"Ko, jangan dikasih coklatnya lagi, Irvan makani juga bungkus kertasnya...."Teriak kecil mbak Siti Palembang, anggota Kompasianer Palembang yang rajin ikut aktifitas membawa anaknya yang bulan Maret nanti baru 2 tahun.
"Wah, sudah dibukain, tadi bungkusnya, kenapa masih dikunyah, ya?" Tuan rumah Imlek hari ini ko Deddy Huang pun setengah kaget, setengah tertawa melihat kelakuan anak imut itu.
Umur dibawah 3 tahun memang kecenderungannya anak-anak makan apa saja yang disentuh dan bentuknya menarik.
Kalau dilihat bentuknya, maka isinya hanya terlihat berwarna coklat, rasanya saja yang manis, tetapi bungkusnya ada yang warna keemasan, perak dan sekilas lebih memikat. Kalau tidak dibuang jauh-jauh bungkus coklatnya, hanya dibukakan dan coklat masih diberikan pada anak kecil diatas bungkusnya, besar kemungkinan kedua-duanya dimakan.
Sebenarnya, kertas yang dibuat dari bubur kayu dan dicampur dengan beberapa zat perekat, dapat dicerna oleh asam lambung manusia tergantung komposisi si kertas dan tergantung keasaman HCl (hidroclorida) di perut si anak.
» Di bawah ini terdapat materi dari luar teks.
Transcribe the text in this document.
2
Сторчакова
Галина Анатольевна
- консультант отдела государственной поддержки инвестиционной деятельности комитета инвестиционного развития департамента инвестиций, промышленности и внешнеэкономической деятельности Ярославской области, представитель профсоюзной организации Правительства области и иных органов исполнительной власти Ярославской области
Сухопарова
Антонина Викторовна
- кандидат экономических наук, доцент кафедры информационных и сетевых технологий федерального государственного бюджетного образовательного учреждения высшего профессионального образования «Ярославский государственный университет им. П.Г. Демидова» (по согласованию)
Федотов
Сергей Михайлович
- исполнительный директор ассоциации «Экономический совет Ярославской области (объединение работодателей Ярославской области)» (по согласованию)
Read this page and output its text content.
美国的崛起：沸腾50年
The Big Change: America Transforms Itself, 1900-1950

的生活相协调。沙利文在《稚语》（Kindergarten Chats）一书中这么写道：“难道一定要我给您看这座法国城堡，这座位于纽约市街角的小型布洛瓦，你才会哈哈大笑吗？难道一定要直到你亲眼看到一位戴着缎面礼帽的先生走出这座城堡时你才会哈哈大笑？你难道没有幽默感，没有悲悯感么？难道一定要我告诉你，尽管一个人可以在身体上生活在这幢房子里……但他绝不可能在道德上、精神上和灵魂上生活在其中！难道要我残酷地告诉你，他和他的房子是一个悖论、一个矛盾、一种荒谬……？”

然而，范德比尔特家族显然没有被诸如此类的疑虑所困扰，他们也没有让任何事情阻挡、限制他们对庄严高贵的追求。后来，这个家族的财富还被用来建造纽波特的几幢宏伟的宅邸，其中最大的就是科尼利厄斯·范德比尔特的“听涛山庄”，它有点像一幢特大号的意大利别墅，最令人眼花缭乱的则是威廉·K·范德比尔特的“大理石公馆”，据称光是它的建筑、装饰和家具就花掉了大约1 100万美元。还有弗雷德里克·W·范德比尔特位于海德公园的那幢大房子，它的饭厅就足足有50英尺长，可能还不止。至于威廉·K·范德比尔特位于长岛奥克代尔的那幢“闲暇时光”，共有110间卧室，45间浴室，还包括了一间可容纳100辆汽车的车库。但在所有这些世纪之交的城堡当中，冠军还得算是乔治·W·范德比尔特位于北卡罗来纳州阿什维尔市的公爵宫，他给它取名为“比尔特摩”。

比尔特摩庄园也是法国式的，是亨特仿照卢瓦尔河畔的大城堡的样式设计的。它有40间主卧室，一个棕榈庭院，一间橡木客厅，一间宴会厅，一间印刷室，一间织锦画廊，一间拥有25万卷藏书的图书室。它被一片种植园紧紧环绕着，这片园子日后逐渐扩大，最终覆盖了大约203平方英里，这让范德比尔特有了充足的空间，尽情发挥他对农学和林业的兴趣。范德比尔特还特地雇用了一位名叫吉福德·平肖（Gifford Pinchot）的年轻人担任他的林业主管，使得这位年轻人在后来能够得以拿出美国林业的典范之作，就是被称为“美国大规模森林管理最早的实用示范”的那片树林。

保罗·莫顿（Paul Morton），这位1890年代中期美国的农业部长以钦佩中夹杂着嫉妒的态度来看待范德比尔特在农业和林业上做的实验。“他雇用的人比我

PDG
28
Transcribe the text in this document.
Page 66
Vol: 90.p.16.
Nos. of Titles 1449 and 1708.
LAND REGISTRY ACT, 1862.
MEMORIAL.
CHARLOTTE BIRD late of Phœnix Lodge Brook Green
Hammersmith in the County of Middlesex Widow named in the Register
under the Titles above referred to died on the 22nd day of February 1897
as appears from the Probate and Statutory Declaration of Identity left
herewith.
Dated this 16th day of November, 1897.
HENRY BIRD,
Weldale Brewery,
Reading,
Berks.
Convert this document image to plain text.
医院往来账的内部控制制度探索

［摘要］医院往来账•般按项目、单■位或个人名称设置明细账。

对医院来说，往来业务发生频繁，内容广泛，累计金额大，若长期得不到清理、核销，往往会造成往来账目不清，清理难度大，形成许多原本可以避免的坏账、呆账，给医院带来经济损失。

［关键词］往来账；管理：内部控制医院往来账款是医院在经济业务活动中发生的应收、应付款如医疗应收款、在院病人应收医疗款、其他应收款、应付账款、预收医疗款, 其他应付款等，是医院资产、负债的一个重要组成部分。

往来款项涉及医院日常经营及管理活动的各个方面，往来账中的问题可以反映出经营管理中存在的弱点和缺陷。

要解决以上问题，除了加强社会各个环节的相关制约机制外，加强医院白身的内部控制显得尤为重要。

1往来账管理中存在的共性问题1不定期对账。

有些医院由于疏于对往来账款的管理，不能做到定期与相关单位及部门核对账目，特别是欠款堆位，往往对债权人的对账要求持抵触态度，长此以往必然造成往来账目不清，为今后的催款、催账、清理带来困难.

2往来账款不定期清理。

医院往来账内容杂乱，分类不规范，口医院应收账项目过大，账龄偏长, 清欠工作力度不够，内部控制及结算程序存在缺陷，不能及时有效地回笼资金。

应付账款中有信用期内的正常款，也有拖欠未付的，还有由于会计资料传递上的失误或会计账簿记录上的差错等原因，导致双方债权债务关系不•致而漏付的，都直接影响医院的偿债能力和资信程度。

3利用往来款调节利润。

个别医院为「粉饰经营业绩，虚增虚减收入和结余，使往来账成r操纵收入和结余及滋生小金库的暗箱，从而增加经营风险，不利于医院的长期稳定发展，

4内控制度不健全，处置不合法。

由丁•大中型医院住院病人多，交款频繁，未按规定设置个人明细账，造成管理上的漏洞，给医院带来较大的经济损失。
Tetapi kalau dibiarkan makan kertas, dapat saja menjadi semacam kegemaran yang namanya pica, suka makan sesuatu yang bukan makanan karena sensasi menyenangkannya. Lama kelamaan lambung juga pasti "uring-uringan" dikasih barang yang bukan "jatah" dia untuk melumatnya.
Maka sebaiknya memang setiap makanan berbungkus dibukakan oleh orang yang lebih dewasa, diperhatikan saat dia mengunyah, atau potong lagi kecil-kecil kalau ukuran makanan dapat saja menutupi kerongkongan kalau ditelan langsung semua dan menutupi saluran napas. Bungkusnya, dilipat dan dibuang ke kotak sampah.
Semoga bermanfaat bagi yang punya "batita".